Several Republican members bristled at the suggestion that House members themselves were a threat, and stepped around them, according to NBC and HuffPost. “We now have to go through intense security measures, on top of the security we already go through. These new provisions include searches and being wanded like criminals,” tweeted Republican Rep. Debbie Lesko. “We now live in Pelosi’s communist America!”
Some Republicans say the security measures go too far, with Whip Steve Scalise, one of the highest-ranking Republicans in the House, telling CNN that the metal detectors in particular are “untenable.” Another Republican lawmaker referred to the magnetometers as “atrocities,” according to the Washington Post.
Republican Rep. Rodney Davis of Illinois, the ranking member of the Committee on House Administration, says he doesn’t believe there is a credible threat inside the Capitol and thinks stationing officers to oversee the metal detectors drains resources from the outside perimeter. He argues that installing them was political theater.
“The Republican party is the party that believes in law and order. We love our Capitol Police officers, we thank them every day,” says Davis, who was also present during the horrific 2017 shooting at a GOP baseball practice. “We will always comply with what our Capitol Police officers want.” He dismissed a follow-up question about GOP members sidestepping the metal detectors.
While the parties remain divided, they do at least share this: external threats to their safety. Rep. Lou Correa, a Democrat, and Sens. Mitt Romney and Lindsey Graham, who are Republicans, have all been harassed at airports in recent days. Rep. Peter Meijer of Michigan, one of ten Republicans who voted to impeach Trump last week for his role in inciting the mob, told MSNBC that he’s one of several lawmakers who has bought body armor as a precaution.

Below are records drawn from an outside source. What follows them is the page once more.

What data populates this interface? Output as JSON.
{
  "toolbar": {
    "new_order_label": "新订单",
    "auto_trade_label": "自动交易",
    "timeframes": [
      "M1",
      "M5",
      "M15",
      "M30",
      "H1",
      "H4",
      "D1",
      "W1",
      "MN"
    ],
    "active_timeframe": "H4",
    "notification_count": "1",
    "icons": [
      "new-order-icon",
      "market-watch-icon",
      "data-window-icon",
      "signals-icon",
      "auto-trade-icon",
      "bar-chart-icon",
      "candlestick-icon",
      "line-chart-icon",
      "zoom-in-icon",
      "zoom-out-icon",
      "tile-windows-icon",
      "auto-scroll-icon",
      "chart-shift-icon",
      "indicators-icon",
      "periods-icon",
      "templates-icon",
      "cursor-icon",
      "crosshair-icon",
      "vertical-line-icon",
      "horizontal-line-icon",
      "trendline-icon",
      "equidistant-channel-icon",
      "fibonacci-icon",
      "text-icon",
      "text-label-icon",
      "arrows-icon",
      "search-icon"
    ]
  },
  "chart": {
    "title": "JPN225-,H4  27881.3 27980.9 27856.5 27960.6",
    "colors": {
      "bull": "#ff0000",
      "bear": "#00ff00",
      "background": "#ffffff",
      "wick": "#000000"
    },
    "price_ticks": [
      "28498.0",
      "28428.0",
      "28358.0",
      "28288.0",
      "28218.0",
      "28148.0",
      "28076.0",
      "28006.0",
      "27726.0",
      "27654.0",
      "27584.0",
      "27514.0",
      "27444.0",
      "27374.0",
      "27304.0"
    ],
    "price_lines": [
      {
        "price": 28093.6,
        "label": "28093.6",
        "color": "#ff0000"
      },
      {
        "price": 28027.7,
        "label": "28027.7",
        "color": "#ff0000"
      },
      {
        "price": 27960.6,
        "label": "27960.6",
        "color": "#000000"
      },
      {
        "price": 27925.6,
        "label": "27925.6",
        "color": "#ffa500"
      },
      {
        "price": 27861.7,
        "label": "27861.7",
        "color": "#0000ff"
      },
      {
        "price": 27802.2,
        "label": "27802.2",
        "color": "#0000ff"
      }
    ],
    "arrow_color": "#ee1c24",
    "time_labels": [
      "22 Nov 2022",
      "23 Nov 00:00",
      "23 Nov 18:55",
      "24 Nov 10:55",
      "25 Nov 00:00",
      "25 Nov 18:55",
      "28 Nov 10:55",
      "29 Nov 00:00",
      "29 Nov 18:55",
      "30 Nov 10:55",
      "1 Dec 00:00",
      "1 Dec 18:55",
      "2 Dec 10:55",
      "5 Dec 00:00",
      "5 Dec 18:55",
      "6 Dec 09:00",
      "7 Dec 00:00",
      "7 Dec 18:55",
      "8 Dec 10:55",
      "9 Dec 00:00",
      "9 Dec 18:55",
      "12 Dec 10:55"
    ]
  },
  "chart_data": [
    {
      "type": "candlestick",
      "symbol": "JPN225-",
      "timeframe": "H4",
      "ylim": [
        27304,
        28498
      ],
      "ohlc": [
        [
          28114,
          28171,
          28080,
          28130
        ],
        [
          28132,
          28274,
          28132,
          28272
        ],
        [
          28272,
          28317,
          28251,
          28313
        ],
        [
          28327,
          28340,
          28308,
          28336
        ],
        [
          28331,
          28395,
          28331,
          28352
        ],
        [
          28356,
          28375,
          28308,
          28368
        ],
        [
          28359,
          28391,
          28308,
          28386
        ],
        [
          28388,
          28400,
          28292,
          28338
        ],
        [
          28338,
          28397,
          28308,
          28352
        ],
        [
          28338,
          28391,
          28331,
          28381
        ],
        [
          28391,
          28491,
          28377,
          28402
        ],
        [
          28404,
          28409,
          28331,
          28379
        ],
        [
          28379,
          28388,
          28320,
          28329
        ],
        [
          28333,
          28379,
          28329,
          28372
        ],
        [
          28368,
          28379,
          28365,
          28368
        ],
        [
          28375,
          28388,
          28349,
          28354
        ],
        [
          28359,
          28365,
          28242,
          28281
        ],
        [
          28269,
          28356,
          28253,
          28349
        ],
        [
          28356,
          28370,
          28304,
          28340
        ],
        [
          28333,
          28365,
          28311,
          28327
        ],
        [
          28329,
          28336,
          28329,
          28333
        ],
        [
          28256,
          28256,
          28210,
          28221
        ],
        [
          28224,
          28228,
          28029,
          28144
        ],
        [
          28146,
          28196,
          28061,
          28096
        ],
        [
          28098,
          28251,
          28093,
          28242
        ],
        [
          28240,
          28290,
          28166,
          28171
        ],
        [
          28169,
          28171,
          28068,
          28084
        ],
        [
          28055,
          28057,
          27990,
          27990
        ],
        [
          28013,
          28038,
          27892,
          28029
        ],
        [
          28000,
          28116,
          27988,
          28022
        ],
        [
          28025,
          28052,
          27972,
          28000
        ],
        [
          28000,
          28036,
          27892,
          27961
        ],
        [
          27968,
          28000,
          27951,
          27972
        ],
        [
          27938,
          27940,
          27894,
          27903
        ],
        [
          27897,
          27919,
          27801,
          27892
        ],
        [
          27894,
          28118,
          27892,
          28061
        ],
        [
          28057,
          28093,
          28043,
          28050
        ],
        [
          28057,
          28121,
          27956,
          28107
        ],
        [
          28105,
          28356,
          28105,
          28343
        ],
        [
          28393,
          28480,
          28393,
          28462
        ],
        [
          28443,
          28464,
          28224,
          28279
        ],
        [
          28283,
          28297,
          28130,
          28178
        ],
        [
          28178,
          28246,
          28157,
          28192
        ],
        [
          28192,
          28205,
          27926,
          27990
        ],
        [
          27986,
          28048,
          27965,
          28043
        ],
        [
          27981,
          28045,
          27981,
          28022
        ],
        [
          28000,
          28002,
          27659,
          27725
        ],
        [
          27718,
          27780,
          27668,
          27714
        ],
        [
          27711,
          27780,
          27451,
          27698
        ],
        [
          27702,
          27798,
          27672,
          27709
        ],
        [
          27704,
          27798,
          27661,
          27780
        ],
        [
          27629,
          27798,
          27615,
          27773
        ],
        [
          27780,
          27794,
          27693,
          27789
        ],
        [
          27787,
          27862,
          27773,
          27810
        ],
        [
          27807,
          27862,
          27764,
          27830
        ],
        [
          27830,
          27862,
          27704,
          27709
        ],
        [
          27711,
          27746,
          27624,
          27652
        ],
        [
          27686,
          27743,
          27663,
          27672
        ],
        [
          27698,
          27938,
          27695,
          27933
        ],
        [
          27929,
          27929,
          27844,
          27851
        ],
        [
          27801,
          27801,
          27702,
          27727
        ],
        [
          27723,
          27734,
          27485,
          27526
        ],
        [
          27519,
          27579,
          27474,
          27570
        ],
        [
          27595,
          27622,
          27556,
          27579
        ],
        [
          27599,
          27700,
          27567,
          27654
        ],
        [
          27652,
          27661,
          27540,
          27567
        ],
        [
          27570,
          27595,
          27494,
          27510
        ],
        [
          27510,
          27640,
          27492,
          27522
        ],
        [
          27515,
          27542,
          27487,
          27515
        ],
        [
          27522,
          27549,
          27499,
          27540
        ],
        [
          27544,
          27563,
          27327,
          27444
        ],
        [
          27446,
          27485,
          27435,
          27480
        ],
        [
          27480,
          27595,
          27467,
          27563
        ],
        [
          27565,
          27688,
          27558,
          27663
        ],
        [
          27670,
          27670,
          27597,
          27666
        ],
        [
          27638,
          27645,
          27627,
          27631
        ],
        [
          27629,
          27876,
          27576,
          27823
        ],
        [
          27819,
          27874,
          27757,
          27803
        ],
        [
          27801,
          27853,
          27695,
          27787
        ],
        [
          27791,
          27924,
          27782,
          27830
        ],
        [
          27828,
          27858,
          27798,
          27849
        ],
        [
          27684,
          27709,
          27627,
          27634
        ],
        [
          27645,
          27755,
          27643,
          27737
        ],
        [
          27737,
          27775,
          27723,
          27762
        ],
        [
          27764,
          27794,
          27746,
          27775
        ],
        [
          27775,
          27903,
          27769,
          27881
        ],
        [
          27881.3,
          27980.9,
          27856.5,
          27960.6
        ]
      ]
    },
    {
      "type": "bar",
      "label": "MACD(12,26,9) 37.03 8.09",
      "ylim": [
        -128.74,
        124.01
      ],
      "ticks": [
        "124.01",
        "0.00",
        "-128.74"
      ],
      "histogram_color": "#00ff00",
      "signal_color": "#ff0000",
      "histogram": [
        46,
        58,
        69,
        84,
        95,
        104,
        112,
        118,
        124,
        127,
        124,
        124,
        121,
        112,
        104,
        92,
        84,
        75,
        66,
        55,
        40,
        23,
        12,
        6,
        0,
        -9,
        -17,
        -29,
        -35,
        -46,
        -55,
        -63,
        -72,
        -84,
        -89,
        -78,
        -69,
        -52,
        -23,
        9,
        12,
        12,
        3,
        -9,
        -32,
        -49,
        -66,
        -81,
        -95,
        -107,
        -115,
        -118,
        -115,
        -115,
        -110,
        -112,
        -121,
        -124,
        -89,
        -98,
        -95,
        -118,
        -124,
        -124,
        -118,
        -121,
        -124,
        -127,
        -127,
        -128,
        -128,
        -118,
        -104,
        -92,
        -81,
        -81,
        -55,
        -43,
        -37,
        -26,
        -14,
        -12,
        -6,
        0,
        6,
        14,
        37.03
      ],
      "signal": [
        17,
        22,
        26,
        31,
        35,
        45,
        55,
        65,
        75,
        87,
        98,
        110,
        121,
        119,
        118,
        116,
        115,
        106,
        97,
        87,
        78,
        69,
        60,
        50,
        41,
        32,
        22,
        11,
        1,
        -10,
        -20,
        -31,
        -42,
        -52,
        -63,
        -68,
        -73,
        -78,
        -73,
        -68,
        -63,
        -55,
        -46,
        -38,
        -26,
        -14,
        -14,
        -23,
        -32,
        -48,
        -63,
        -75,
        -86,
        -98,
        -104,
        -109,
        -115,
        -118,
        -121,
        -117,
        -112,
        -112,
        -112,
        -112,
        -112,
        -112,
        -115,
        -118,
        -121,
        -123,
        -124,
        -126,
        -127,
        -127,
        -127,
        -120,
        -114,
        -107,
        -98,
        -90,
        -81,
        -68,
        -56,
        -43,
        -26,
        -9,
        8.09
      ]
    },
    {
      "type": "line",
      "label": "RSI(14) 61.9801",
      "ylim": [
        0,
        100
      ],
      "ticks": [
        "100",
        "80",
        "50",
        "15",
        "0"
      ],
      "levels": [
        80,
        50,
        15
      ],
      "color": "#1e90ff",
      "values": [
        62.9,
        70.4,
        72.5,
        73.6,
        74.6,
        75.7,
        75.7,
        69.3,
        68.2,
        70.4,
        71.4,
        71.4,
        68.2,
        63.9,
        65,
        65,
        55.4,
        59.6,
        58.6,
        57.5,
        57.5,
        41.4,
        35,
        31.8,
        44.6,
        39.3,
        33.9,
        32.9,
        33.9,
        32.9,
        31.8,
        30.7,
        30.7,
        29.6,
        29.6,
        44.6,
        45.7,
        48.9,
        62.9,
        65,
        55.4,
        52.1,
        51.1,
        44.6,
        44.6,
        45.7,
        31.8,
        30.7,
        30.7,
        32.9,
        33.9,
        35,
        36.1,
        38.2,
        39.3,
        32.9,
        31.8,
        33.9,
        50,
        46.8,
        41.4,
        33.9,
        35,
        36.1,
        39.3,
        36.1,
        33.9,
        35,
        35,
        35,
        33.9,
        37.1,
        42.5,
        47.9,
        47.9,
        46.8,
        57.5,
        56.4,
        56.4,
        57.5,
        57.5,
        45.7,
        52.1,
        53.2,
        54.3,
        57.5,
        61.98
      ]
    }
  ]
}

South Carolina Rep. Nancy Mace, who has spoken publicly about the role that conspiracy theorists played in the events of Jan. 6, says that while it’s important for Republicans to attend President-Elect Joe Biden’s inauguration this week, she personally has decided to skip it because she thinks it’s too risky.
Asked to describe the atmosphere on the Hill following the attack, Mace was quick to respond. “Divided,” she says. “Very divided.”